Scattered

To collect them.

Like a lost memory, this dawn reaches for day but does not make it. Not on the tip of the almost-naming mother tongue, but not attempted, with no other reaching back. For this cold egg, unable to hatch, too late arrives too soon. All around here, there is so much else to do. But name it.  Lost memory, reach us remembering back. With the presence. Of mind to forget the sleek. Driving idea, its compelling speed. These are children. To mourn.

Dust Before Dawn

In low light.

I walk between these low lamps as you sleep, the poorwill’s circled notes outside, inviting recollection of endings that preceded this one, and the sound of this space is a single note, sustained in the once noble ruins of this ribbed house of song and sacrament. The stained glass windows that once made a miracle of your face are now clotted with the dust of a decade of storms, and it may be true that there is never time to clean them, but also that I fear the glass has worn to the point that only the dust holds it here, or perhaps that whoever this is, still waiting for the mass, will shatter if those beams should suddenly descend.
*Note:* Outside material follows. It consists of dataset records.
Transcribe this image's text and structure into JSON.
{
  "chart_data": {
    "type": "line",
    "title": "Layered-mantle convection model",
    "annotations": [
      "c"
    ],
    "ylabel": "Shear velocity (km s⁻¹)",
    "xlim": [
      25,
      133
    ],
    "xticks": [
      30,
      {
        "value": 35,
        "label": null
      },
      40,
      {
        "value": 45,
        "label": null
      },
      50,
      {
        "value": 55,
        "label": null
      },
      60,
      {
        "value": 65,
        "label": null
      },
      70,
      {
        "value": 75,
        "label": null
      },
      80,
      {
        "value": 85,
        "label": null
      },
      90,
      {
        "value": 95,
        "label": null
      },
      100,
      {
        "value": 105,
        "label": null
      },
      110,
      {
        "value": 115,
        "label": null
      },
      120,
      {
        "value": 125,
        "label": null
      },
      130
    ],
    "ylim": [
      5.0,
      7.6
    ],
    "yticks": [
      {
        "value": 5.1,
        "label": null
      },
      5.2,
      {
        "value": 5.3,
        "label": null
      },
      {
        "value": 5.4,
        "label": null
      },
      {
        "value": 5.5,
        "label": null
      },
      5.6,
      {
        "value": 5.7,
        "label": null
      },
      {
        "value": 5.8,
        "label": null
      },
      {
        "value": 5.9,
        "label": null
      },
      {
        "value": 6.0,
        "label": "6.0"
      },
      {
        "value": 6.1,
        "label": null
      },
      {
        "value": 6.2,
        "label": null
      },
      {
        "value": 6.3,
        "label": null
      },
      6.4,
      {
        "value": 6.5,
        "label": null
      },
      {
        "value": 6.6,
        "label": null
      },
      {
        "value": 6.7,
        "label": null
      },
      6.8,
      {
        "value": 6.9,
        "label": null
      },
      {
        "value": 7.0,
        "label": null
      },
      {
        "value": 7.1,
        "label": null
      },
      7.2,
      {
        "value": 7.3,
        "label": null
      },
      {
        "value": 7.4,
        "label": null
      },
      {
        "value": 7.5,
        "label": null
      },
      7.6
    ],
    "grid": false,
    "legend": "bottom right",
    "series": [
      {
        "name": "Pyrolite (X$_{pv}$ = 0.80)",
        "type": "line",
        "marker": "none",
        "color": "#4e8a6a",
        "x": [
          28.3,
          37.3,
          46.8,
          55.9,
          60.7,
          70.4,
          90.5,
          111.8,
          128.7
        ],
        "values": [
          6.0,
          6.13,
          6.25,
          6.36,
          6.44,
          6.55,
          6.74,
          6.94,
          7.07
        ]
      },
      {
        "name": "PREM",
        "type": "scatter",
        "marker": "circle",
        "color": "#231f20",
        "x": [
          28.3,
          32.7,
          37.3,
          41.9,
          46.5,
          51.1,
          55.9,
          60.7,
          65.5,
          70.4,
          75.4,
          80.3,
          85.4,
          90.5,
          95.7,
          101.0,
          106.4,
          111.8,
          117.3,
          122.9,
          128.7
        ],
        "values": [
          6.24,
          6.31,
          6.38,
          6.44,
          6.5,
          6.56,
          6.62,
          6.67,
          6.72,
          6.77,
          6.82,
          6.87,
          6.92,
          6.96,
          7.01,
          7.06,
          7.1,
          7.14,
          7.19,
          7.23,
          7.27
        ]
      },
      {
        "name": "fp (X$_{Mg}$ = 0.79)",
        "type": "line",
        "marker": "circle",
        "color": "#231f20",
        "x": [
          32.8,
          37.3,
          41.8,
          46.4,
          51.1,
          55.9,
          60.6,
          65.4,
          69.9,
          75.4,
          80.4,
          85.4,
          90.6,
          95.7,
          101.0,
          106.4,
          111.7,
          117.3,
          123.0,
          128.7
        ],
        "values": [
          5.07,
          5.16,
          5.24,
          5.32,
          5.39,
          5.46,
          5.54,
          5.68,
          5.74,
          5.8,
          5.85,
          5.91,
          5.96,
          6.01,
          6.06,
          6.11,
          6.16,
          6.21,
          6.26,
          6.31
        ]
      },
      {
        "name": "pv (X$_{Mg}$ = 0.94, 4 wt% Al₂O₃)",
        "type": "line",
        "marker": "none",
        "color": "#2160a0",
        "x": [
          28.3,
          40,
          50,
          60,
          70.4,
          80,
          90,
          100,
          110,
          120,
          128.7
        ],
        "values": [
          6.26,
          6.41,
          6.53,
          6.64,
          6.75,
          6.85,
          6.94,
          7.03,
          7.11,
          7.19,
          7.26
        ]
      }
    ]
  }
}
Again.

Alpha Omega

On the architecture of hope.

You get this finite span of years; we have the bodies to prove it, and yet. There’s this persistent dream of forevers just beyond our knowing, held aloft as constant possibilities, and it is into these dreams that we forever pour devotions, as if there were no way to avoid a strong sense of something adjacent to these bodies, some transferable essence moving through us, across time and geography, language and species, a vastness that is in and not of us. How wildly clumsy we are in our attempts to name it, our dance the balletic gestures over cliffs of possibilities we can’t unsee, these reaching poses straining to catch what will not be grasped, washing over us most vividly as we leap towards our beginning and our ends, from rupture to renewal, and it’s hard not to wonder, which came first, creation or memory, or were these always entwined, in the dawns born of this substance ever stretching toward the ripe possibility in the amniotic bubble of the first word?